Pablo Picasso – Les femmes d’Alger (version H), détail – 1955 – Londres, Helly Nahmad Gallery
Pablo Picasso – Les femmes d’Alger (version M), détail – 1955 – collection particulière
Les toiles ont été présentées par les Galeries Nationales du Grand Palais Paris lors de l’exposition « Picasso et les maîtres » en 2008 2009.
La liberté guidant le peuple : un modèle au XXIe siècle
La Liberté guidant le peuple, œuvre présentée par Delacroix en 1831 (voir ci-dessus), est devenue une icône universelle de la lutte pour la liberté. La référence à ce tableau réapparait dans différents contextes politiques ou contestataires, et marque la peinture moderne par sa charge symbolique, y compris hors d’Europe :
En Chine, l’artiste Yue Minjun remplace les figures du tableau par des personnages rieurs et grotesques, ayant tous son apparence. Dans un paysage urbain moderne, certains avancent avec excitation au milieu de la fumée de la poudre, tandis que d’autres gisent à terre.
Par cynisme et autodérision, l’artiste dénonce la perte de sens des symboles politiques.

En Irak, l’artiste Faisel Laibi Sahi peint Uprising (soulèvement) pour illustrer la révolte kurde de 1991, insurrection contre le régime de Saddam Hussein en Irak.
Une femme aux seins apparents guide la foule en colère ; un drapeau rouge, porté haut à bout de bras, est central dans la composition du tableau.
Comme chez Delacroix, ce sont des signes de courage et de conquête de la liberté. Une image forte de fierté nationale.

Pour conclure, Eugène Delacroix incarne l’élan romantique du XIXe siècle
Delacroix a traduit les idéaux romantiques dans sa peinture, autant par ses thèmes que par son style.
Portées par l’exaltation des grandes idées, ses toiles mettent en scène des figures héroïques et passionnées, prises dans un univers grandiose qui les dépasse.
Quant au style, son usage vibrant de la couleur, le goût du mouvement et de l’arabesque traduisent pleinement l’esprit romantique.

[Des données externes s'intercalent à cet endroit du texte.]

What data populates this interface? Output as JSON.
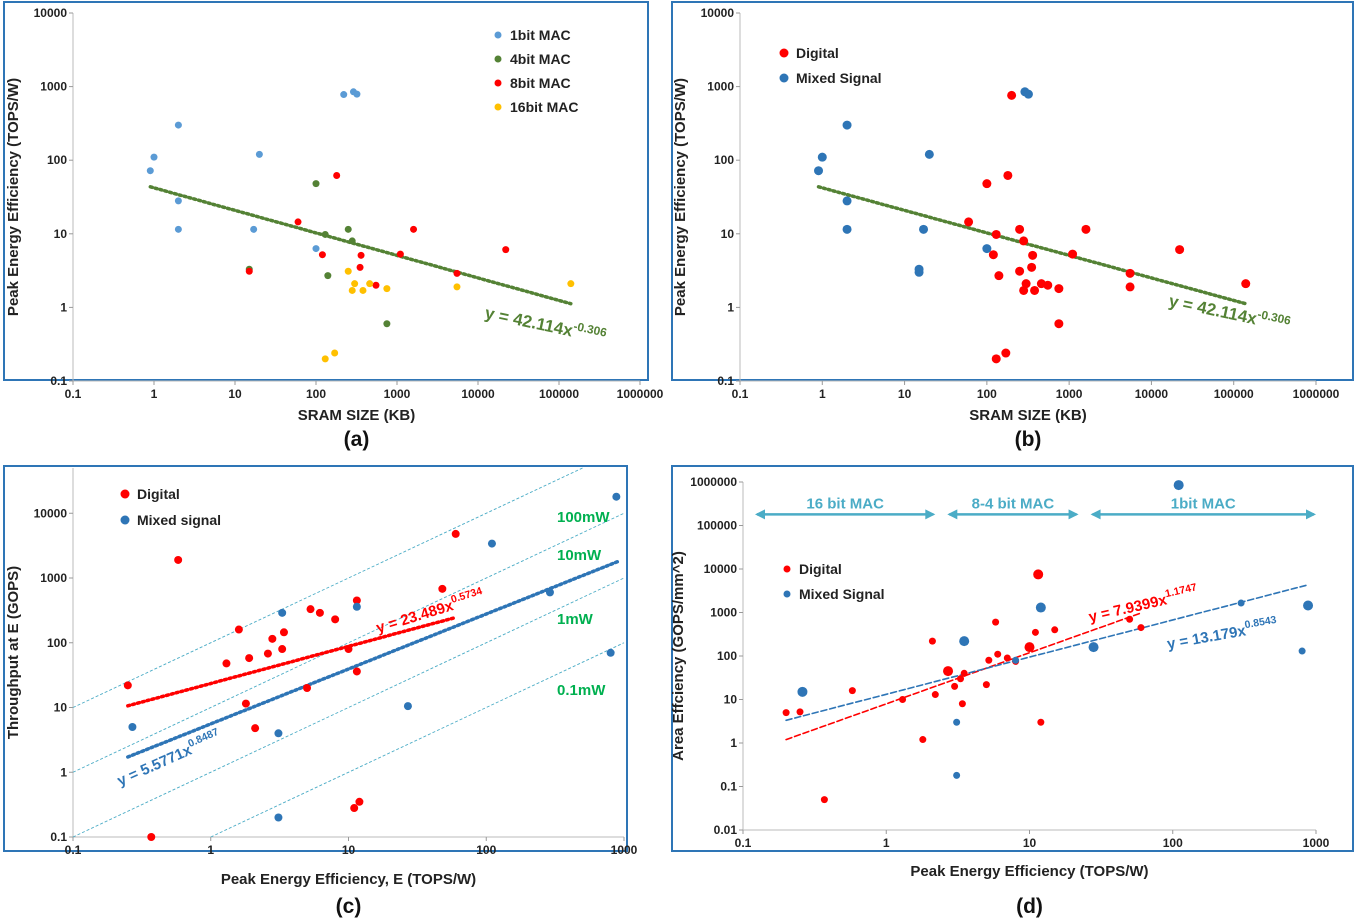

En exaltant les sentiments, il a su forger une œuvre personnelle, expressive et novatrice, qui marquera durablement l’histoire de l’art et inspirera des générations d’artistes.
Jusqu’au 19 octobre 2025, le musée national Eugène Delacroix, situé dans l’ancien appartement et atelier du peintre au 6 rue de Fürstenberg à Paris, présente l’exposition « Est-ce un Delacroix ? L’art de la copie ».